Bacon Cream Cheese Stuffed Tomatoes
Ingredients
- 24-30 cherry tomatoes, washed & dried
- 6 ounces cream cheese, room temperature
- 2 tablespoons finely grated Parmesan cheese
- 2 tablespoons real mayonnaise
- 1 tablespoon finely chopped chives
- 8-10 medium basil leaves finely chopped
- 1 teaspoon minced garlic
- salt & pepper to taste
- 4 tablespoons real bacon pieces
Instructions
- Use a sharp knife to cut off the bottom of each tomato (NOT the stem end). Cut off about ¼ of the tomato. Cutting off the bottom end instead of the stem end will make sure your tomatoes stand up and not roll around.
- Use a tomato corer, small melon baller or a ¼ teaspoon to remove the core of the tomato and hollow out the inside of each tomato. Rinse out the tomatoes after coring and turn upside down on a paper towel to drain.
- In a small bowl, add cream cheese, Parmesan cheese, mayo, chives, basil, garlic, salt and pepper. Use a mixer or fork to mix well. Fold in the bacon pieces.
- Load cream cheese mixture into a piping bag or zip top bag (cut the corner tip off the zip top bag). Pipe filling into each tomato.
- Garnish with more chopped chives and bacon. Serve immediately or chill and serve later.
Video
Notes
- Room temperature filling is the easiest to pipe into or fill the tomatoes with.
- Keep a paper towel handy to wipe away any stray filling that gets on your fingers, on the tomatoes and to clean up the edges when needed.
- Choose the largest cherry tomatoes you can find. They are the easiest to core and stuff.

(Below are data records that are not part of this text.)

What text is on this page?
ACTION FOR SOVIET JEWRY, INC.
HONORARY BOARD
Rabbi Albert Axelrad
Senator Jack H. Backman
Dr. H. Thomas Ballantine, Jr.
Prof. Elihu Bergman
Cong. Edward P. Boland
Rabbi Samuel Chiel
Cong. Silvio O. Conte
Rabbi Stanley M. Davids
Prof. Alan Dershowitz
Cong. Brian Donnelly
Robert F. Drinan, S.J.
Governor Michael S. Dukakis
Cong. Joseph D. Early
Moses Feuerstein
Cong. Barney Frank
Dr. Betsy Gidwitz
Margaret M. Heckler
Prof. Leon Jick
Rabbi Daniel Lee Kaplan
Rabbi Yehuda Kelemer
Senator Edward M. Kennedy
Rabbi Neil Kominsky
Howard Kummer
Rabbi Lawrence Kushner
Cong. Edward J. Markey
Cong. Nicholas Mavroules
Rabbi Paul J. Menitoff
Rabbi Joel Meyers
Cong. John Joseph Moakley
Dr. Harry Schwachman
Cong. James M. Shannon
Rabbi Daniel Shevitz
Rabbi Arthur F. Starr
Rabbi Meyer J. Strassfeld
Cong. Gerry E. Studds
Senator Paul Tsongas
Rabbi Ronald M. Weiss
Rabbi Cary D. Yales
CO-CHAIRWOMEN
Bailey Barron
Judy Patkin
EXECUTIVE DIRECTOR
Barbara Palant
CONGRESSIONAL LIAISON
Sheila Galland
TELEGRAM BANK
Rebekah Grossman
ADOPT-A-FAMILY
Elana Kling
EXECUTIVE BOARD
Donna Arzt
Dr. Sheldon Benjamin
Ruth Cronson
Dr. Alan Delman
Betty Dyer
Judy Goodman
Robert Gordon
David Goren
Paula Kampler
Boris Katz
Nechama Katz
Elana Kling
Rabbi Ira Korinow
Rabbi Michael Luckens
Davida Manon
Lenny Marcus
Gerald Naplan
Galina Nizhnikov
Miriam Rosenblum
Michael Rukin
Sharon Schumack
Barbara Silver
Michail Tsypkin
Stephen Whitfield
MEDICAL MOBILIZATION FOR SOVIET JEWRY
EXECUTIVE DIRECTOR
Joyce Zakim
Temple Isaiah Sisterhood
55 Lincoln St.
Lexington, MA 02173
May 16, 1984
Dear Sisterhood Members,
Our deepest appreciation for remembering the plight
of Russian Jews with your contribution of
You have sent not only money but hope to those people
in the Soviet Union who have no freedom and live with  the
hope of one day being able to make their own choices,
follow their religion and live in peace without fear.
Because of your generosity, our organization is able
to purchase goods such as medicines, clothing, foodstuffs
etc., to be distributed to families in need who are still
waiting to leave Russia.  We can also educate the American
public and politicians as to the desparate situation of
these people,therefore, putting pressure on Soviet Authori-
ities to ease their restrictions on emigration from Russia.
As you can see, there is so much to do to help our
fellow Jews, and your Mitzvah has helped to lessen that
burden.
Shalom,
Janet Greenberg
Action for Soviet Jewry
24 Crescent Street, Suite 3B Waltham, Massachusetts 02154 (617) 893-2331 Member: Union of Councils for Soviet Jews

- Use REAL bacon pieces (even if they’re packaged) not imitation bacon bits.
- Also real mayonnaise and real cream cheese– not low fat– works best.
- The same goes for the Parmesan cheese. Finely grated REAL cheese delivers the best results.
- Don’t skip rinsing out the inside of the tomatoes and turning them upside down on a paper towel before filling them.
- Don’t rush. This is not a hard recipe, but you do have to just settle in and handle all those tiny tomatoes. It’s completely worth it!